サソリ長編 | ナノ
31.














「name〜、母さん仕事行ってくるから、あとはよろしくね。あと御中元届くと思うから、ちゃんと荷物受け取っておいてよね。」

『……はーい…。』

「何なの、その気の抜けたような返事は。あぁもういいわね学生は、こんな暑い日に外に出なくてもいいなんて。」






実母からの愚痴に対し、依然くたびれたアタシはリビングのソファにうつ伏せている。

そんなアタシを羨む主は、玄関が閉まる音とともに消えていった。






……無論、結局母さんにはサスケくんのこと、伝えてない。






早くも夏休みは半ばを過ぎ。

サスケくんは今も、部活の長期合宿中でいない。






―『んあっ…サスケ、くんっ……、』―

―「姉さん…name……っはぁ…」―






……最低だな、アタシ。

自分から色目を使ったわけではないが、その気になった事実に変わりはないのだ。






『………はぁ…サソリ……』






だがアタシがため息とともに吐き出したのは、やはりあの時もらした名と同じ。

あのときの出来事は、アタシの意識を確実に変えた。






―『……ごめん…ごめんサソリッ………!』―

―『あ゙っあぁ…サソリ…サソリぃ……!』―






……何故、あの時の自分はあんなにもサソリに罪悪感を覚えたのだろう。






―「……お前は他人じゃ、ねぇだろ。」―

―『他人だよ!!何さ!!散々カッコつけちゃって!!』―






サソリとは口喧嘩もした。






―「お前のすべてが信用できない。」―

―『っ!!』―






その顔をはたきもした。






―『…嫌よサソリ……いや、いや、イヤ………』―






突き飛ばしたし、その存在も否定した。






いざサソリを目の前にしたときには、奴に何をしても平気だったのに。

こんなにも離れてようやく、サソリに対して罪悪感を感じているアタシは一体全体何なのか。
























―――アタシの中が、サソリに支配されていく。何故かはわからない。



この感情を、アタシは知らない……?






ピンポーン

『ん?あぁ……、』






御中元だ。

アタシがのそりと体を起こせば、判子片手にくたびれた格好のまま玄関に向かう。






ガチャ、

『えーっと、配達ご苦労様で……す…』

「久しぶりだな、name。」






誰、と思ったのもほんのつかの間。

いつかのサスケくんと同じセリフを吐くんだから、そこはほんと兄弟である。






『イタチ、兄さん……?』

「随分薄着だな、風邪を引くぞ。」

『ど、どうしてここに…!?』

「いくら今が夏休みとはいえ、四六時中家にいるとは限らないからな。留守だったらどうしようかとも思ってたんだが、そうでなくて助かった。」

『…………。』

「時間、空いてるか?」






言葉の出ないアタシを前に、イタチ兄さんは至極マイペースだ。






というかアタシは彼のことを“イタチ兄さん”と呼ぶわりに、彼とまともに話をしたことは指で数えるほどしかない。
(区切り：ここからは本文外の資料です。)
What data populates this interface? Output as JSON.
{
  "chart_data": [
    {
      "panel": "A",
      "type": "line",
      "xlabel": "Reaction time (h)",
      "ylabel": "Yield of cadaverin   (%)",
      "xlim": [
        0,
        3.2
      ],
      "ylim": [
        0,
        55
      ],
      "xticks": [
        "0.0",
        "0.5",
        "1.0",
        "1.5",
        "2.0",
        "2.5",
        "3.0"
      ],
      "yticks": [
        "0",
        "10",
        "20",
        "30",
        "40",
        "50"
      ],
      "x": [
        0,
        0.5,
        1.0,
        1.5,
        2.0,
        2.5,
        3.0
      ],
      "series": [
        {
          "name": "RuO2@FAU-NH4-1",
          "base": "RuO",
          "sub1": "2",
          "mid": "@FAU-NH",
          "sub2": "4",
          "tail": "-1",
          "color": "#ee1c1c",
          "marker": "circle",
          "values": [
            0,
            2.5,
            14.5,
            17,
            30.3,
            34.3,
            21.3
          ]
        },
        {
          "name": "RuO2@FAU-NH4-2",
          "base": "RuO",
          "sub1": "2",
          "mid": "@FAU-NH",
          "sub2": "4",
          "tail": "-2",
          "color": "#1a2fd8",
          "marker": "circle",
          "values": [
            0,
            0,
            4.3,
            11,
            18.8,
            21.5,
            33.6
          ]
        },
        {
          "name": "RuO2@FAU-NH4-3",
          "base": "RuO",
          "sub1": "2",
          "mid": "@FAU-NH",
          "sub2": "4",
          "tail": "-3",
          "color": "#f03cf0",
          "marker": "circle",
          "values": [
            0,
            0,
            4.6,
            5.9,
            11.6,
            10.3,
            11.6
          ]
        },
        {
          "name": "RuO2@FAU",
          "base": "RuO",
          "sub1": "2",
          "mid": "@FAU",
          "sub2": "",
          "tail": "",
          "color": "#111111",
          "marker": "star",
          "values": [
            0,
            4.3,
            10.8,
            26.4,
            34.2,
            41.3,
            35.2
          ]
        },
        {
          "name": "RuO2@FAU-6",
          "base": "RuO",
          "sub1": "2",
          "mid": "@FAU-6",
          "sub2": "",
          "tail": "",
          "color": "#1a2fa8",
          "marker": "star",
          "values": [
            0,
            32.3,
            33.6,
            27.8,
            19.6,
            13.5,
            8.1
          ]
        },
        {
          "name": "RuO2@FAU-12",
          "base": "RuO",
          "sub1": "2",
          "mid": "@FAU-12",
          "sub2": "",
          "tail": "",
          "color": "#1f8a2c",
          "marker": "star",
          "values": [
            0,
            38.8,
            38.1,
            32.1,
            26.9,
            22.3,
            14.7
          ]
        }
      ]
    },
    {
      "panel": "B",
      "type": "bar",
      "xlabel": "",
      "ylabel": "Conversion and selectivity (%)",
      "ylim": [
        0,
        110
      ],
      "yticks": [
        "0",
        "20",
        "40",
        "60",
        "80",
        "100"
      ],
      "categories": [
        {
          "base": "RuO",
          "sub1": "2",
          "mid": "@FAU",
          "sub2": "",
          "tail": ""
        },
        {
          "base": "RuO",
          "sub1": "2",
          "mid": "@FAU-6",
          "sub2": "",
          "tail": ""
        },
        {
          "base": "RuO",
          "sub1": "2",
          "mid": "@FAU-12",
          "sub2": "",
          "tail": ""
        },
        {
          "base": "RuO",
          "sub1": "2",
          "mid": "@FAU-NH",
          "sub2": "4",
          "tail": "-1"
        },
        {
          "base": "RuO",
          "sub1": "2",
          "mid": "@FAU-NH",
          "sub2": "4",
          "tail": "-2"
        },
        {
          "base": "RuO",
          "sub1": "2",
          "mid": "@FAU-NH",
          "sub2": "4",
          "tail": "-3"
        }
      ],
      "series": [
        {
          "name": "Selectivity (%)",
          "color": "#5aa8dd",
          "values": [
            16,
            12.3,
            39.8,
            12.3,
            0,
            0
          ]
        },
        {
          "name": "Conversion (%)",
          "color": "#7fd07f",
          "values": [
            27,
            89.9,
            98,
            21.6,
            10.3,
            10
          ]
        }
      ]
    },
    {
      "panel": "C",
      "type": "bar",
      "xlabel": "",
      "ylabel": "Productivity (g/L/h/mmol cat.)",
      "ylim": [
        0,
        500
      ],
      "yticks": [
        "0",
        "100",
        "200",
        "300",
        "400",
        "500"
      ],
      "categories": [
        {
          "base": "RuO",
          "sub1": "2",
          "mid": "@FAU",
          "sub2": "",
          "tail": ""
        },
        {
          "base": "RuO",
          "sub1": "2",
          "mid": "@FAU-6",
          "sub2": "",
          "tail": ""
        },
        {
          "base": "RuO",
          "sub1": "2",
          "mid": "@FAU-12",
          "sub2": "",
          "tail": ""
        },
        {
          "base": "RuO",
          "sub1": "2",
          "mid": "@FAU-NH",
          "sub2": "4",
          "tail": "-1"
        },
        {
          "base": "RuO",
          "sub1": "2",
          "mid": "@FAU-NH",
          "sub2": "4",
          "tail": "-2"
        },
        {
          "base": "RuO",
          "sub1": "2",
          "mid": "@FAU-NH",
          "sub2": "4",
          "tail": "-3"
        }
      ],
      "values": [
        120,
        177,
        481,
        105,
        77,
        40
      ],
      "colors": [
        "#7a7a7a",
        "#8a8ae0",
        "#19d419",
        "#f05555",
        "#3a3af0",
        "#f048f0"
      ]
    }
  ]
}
そうでなくても、お互いが幼少期からの突然の再会……当然、アタシは彼の訪問に戸惑っていた。






だがそんなアタシに気づいているのかいないのか、これまた間髪いれずにサラリ。






「今からデートしよう、name。」






…………へ?
























押し売りデートプランナー

「さすがに服は着替えてもらわないとな。nameはスカート履かないのか?」

『え、いや、あんまり……って何その紙袋。』

「向こうで買ってきた、お前にやる。上下一式揃えてある、早く着替えてこい。」

『へ…いや、ちょ、』

「心配するな。ちゃんと値札は取ってあるし、一度洗濯もしてある。サイズも問題なさそうだしな、nameは服選びに困らなくていいな。」